Il reste des miettes ; Cuba. Mais pour l'instant, Donald Trump ne s'est pas occupé du tout du continent Américain. Donald Trump a remis sur la table l'ALENA, en posant des taxes sur des produits vitaux au Canada et qui coûte fort chers aux Etats-Unis,  tels que le bois de construction. Pour l'Amérique du Sud, il n'a pas encore touché. Quant à Cuba, il a dit que c'était un très mauvais accord. Il reste le DACA, qui est une mesure qui protège les enfants qui ont migré aux Etats-Unis encore mineurs. Ce sont des enfants qui n'ont pas de papiers pour la plupart. C'est vrai qu'il y a la crainte aujourd'hui que Donald Trump renvoie tous les illégaux, tous ceux qui n'ont pas de papier. Barack Obama les avait protégé, en disant qu'on ne pouvait pas renvoyer des enfants. Je pense que ça, ça va rester. C'est très difficile moralement et politiquement de renvoyer comme ça des enfants. La plupart d'entre eux n'ont aucun lien avec leur pays d'origine, et ont intégré la culture américaine. Il y a un consensus qui se fait sur ce sujet, et Donald Trump n'a pas dit grand-chose dessus.

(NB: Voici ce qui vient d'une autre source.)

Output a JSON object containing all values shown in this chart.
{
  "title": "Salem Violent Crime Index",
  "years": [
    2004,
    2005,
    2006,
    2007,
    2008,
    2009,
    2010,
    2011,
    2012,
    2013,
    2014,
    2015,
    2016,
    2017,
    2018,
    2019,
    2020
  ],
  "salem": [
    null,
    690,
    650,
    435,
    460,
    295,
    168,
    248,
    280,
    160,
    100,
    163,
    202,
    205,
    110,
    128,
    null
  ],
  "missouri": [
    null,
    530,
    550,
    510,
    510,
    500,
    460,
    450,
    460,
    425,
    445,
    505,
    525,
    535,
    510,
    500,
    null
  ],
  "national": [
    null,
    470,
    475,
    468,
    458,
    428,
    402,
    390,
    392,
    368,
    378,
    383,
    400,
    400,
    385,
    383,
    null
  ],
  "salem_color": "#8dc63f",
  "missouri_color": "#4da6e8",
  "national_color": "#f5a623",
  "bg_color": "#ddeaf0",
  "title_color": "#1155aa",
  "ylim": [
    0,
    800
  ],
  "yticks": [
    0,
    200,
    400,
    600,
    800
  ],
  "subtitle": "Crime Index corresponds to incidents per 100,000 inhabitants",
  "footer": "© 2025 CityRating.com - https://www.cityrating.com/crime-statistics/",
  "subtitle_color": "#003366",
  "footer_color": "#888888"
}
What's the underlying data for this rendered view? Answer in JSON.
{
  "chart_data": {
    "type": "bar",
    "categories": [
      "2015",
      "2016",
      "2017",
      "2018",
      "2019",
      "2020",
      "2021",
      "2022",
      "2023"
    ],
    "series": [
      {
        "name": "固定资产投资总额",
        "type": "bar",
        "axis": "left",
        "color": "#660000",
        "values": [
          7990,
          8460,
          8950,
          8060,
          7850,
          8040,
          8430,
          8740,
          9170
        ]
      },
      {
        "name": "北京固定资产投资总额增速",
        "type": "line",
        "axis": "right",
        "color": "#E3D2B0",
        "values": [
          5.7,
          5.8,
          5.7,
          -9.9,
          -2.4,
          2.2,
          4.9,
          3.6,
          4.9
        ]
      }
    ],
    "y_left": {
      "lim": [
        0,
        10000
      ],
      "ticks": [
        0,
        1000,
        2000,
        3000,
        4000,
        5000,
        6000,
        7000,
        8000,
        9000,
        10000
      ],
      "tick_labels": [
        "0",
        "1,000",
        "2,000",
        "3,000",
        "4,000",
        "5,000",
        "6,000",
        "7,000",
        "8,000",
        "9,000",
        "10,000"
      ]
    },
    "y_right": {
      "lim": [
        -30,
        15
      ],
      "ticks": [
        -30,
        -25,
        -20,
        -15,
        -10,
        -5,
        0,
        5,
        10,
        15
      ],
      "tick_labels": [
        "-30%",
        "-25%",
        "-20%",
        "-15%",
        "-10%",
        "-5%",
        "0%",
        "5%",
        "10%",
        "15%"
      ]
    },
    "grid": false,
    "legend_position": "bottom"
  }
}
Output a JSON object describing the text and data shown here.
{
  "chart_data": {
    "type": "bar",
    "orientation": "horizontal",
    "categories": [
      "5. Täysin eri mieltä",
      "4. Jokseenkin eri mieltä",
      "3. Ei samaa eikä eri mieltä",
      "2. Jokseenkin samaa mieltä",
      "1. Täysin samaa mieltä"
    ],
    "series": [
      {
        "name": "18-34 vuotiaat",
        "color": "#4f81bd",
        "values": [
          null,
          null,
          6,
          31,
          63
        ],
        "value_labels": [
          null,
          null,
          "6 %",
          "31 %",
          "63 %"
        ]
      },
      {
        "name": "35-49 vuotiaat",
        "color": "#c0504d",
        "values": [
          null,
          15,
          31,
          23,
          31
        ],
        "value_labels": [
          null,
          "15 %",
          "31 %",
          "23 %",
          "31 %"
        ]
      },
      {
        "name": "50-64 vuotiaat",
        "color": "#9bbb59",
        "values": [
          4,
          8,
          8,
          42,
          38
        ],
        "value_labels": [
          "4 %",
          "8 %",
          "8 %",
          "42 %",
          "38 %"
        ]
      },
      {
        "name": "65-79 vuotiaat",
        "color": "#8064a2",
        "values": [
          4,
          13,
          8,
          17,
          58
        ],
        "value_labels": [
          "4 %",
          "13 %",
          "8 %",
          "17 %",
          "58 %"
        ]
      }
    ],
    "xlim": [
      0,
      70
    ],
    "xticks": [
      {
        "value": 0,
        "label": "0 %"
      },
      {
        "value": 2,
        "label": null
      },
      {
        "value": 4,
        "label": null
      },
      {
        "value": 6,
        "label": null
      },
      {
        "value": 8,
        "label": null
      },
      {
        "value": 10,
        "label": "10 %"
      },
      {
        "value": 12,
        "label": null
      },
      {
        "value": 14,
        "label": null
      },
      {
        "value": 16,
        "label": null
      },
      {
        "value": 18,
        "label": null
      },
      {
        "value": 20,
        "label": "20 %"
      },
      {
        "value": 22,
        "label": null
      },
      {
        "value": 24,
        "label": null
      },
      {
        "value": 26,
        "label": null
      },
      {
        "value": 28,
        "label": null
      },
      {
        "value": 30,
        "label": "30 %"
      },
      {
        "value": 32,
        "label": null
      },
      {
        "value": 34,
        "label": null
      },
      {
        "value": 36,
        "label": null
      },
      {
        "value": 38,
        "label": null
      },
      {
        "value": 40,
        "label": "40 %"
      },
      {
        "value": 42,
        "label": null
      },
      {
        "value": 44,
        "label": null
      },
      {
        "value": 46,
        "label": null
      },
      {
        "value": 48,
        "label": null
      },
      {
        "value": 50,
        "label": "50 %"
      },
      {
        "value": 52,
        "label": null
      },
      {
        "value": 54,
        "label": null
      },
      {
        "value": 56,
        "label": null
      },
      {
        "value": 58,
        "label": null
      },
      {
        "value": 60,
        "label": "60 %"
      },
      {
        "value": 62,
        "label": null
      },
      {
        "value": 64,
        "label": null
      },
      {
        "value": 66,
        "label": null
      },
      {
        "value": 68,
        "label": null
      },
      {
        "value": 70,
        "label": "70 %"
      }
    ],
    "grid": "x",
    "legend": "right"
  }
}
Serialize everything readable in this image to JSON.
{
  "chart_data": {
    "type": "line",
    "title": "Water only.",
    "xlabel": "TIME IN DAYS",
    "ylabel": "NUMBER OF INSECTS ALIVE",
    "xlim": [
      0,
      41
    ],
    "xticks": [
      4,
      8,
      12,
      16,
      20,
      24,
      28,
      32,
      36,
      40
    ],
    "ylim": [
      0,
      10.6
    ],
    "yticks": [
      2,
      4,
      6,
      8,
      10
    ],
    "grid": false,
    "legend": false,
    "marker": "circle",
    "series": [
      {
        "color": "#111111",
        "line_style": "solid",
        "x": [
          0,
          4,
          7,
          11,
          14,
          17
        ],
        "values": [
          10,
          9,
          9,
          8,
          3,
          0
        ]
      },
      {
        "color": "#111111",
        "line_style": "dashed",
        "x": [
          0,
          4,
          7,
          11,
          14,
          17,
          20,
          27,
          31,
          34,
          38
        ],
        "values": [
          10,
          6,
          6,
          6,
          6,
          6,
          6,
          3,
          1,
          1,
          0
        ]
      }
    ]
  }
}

Il reste également la Loi Don't Ask Don't Tell, la reconnaissance de l'homosexualité à l'armée. Donald Trump a été très prudent avec la communauté LGBT. Il a refusé de faire une proclamation pour le mois de fierté LBGT comme ça se faisait avec Barack Obama, en disant que "ça ne nous regarde pas". Ce n'est pas une guerre, mais plutôt un "chacun dans son coin". Ça ouvre la voie pour des Etats Anti-LGBT ; ça touche à la religion. On sait qu'il y a un nombre d'Etats aux Etats-Unis qui font partie de la Bible Belt, et qui ont un poids extraordinaire et qui votent fortement pour Donald Trump et ce dernier ne veut pas s'aliéner avec eux. Que pensent les électeurs de Trump dans tout ça? Ils sont ravis de voir le président détricoter tout ce dont on a évoqué. Ce sont des électeurs qui ont une foi très forte qui guide leur vie avec des préceptes très conservateurs. Ils se reconnaissent dans le président qui respecte leurs croyances et leur façon de penser. Il est pour eux la bonne personne, même sur des questions qu'il n'a quasiment pas abordée comme l'avortement. Il y a beaucoup de lois, dans les Etats, qui sont en train de se concrétiser sur cette question. Ils se reconnaissent dans libéralisme économique qui est doublé d'un protectionnisme. Ils veulent gagner sur les deux tableaux, en pensant que c'est possible. Tout ça se manifeste par l'idée que l'Amérique a été dégradée durant la présidence de Barack Obama. Le slogan de Make America Great Again renvoyait à cette idée que l'Amérique devait s'imposer dans le monde en parlant le plus fort. 

Quels sont les derniers symboles de sa Présidence que Donald Trump pourrait encore être tenté d'abattre ? Le Make America Great Again se résume t il aujourdhui à l'effacement de l'ère Obama ?

Ce sont les esprits, plus que les symboles, qui ont été touchés. C'est complètement différent sous Donald Trump par rapport à Barack Obama. Le Make America Great Again cache aussi une autre résurgence : celle du pouvoir blanc, qui a repris du poil de la bête. Les petits Blancs ruraux dont on a temps parlé à la fin de la campagne ont relevé la tête, au détriment de toutes les communautés américaines. Depuis que Trump est au pouvoir, on ne parle plus de problèmes communautaires. Donald Trump avait promis une société post-raciale, mais aujourd'hui ont reculé sur ce point. Il s'agit surtout, pour les communautés, de se faire petit et ne pas se faire remarquer. On est de retour dans les années 50, où ce pouvoir blanc a repris la main. Ce ne sera pas pour longtemps, mais on le sentira passer.